RNASE1, belongs to the ribonuclease (RNase) A gene superfamily, acts to regulate the vascular homeostasis of extracellular RNA (Bedenbender et al., 2019). In gastric cancer, RNASE1 acted as a tumor suppressor gene, as its expression was demonstrated to decrease progressively from the normal, primary cancer and metastatic cells (Wang et al., 2006). While in prostate cancer, overexpression of RNASE1 was associated with the poor survival (Gao et al., 2020).
RNASE2, another member of the RNase A gene family, mainly involves in immune function and plays an important role in toll-like receptor activation (Ostendorf et al., 2020). Studies have identified that combination analysis of RNASE2 with other genes has independent prognostic value in kidney renal clear cell carcinoma (Xiang et al., 2020) and renal cell carcinoma (Qin et al., 2021). It has also been found to be upregulated in acute lymphoblastic leukemia (Niini et al., 2002). The upregulation of RNASE2 in gastric cancer was associated with poorer survival (Wang et al., 2020). However, its role in MM is unknown. In our study, overexpressed RNASE2 was found to be associated with worse prognosis in MM patients. The tumor suppressor effect of RNASE2 in MM and its molecular mechanisms need further study.

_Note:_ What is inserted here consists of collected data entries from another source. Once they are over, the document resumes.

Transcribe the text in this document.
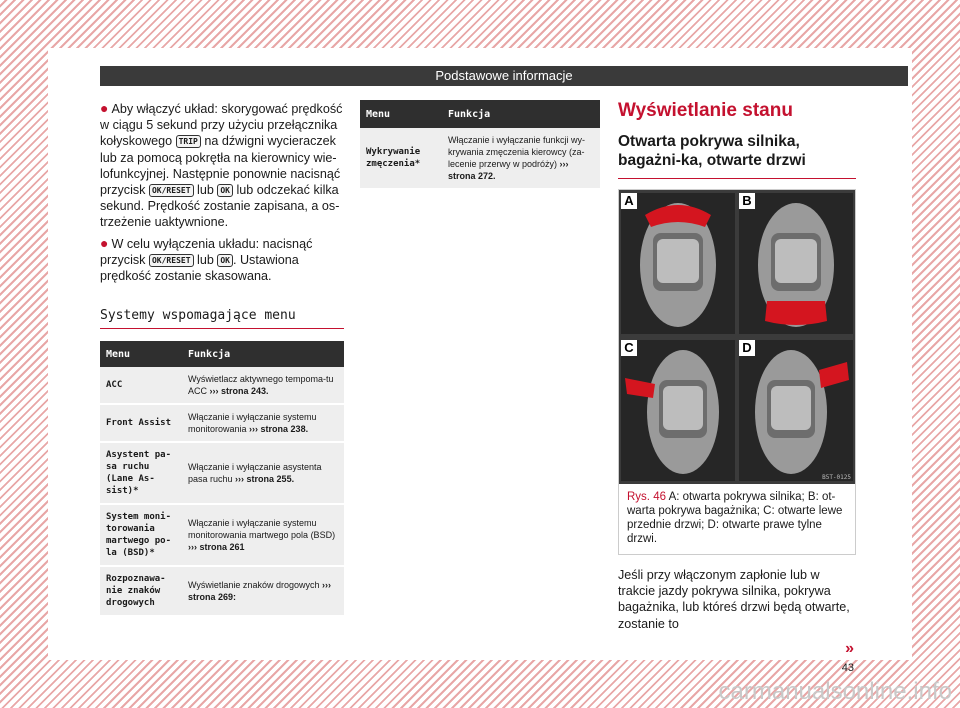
Podstawowe informacje

● Aby włączyć układ: skorygować prędkość w ciągu 5 sekund przy użyciu przełącznika kołyskowego TRIP na dźwigni wycieraczek lub za pomocą pokrętła na kierownicy wie-lofunkcyjnej. Następnie ponownie nacisnąć przycisk OK/RESET lub OK lub odczekać kilka sekund. Prędkość zostanie zapisana, a os-trzeżenie uaktywnione.

● W celu wyłączenia układu: nacisnąć przycisk OK/RESET lub OK . Ustawiona prędkość zostanie skasowana.

Systemy wspomagające menu
Menu	Funkcja
ACC	Wyświetlacz aktywnego tempoma-tu ACC ››› strona 243.
Front Assist	Włączanie i wyłączanie systemu monitorowania ››› strona 238.
Asystent pa-sa ruchu (Lane As-sist)*	Włączanie i wyłączanie asystenta pasa ruchu ››› strona 255.
System moni-torowania martwego po-la (BSD)*	Włączanie i wyłączanie systemu monitorowania martwego pola (BSD) ››› strona 261
Rozpoznawa-nie znaków drogowych	Wyświetlanie znaków drogowych ››› strona 269:
Menu	Funkcja
Wykrywanie zmęczenia*	Włączanie i wyłączanie funkcji wy-krywania zmęczenia kierowcy (za-lecenie przerwy w podróży) ››› strona 272.
Wyświetlanie stanu
Otwarta pokrywa silnika, bagażni-ka, otwarte drzwi
A	B
C	D
B5T-0125
Rys. 46 A: otwarta pokrywa silnika; B: ot-warta pokrywa bagażnika; C: otwarte lewe przednie drzwi; D: otwarte prawe tylne drzwi.
Jeśli przy włączonym zapłonie lub w trakcie jazdy pokrywa silnika, pokrywa bagażnika, lub któreś drzwi będą otwarte, zostanie to
»
43
carmanualsonline.info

There are several advantages and limitations in this study. The GEO databases have enough sample size and provide a relatively believable basis for bioinformatics analysis. Besides, in this study, we used an integrated analysis from both WGCNA and DEGs to screen potential biomarkers, which may also make our results more credible. Although our results were validated in other GEO databases, it would be more reliable to validate the significance of prognostic model in real-world clinical MM cohorts. Moreover, biological functions and underlying molecular mechanisms of these key genes in MM are still needed to be explored in the future research.
Conclusions
In summary, we used comprehensive study including WGCNA, DEGs screening, univariate and multivariate Cox regression to construct a three-gene-based prognostic model, which exhibits an effective prognostic value for distinguishing MM patients with poor OS.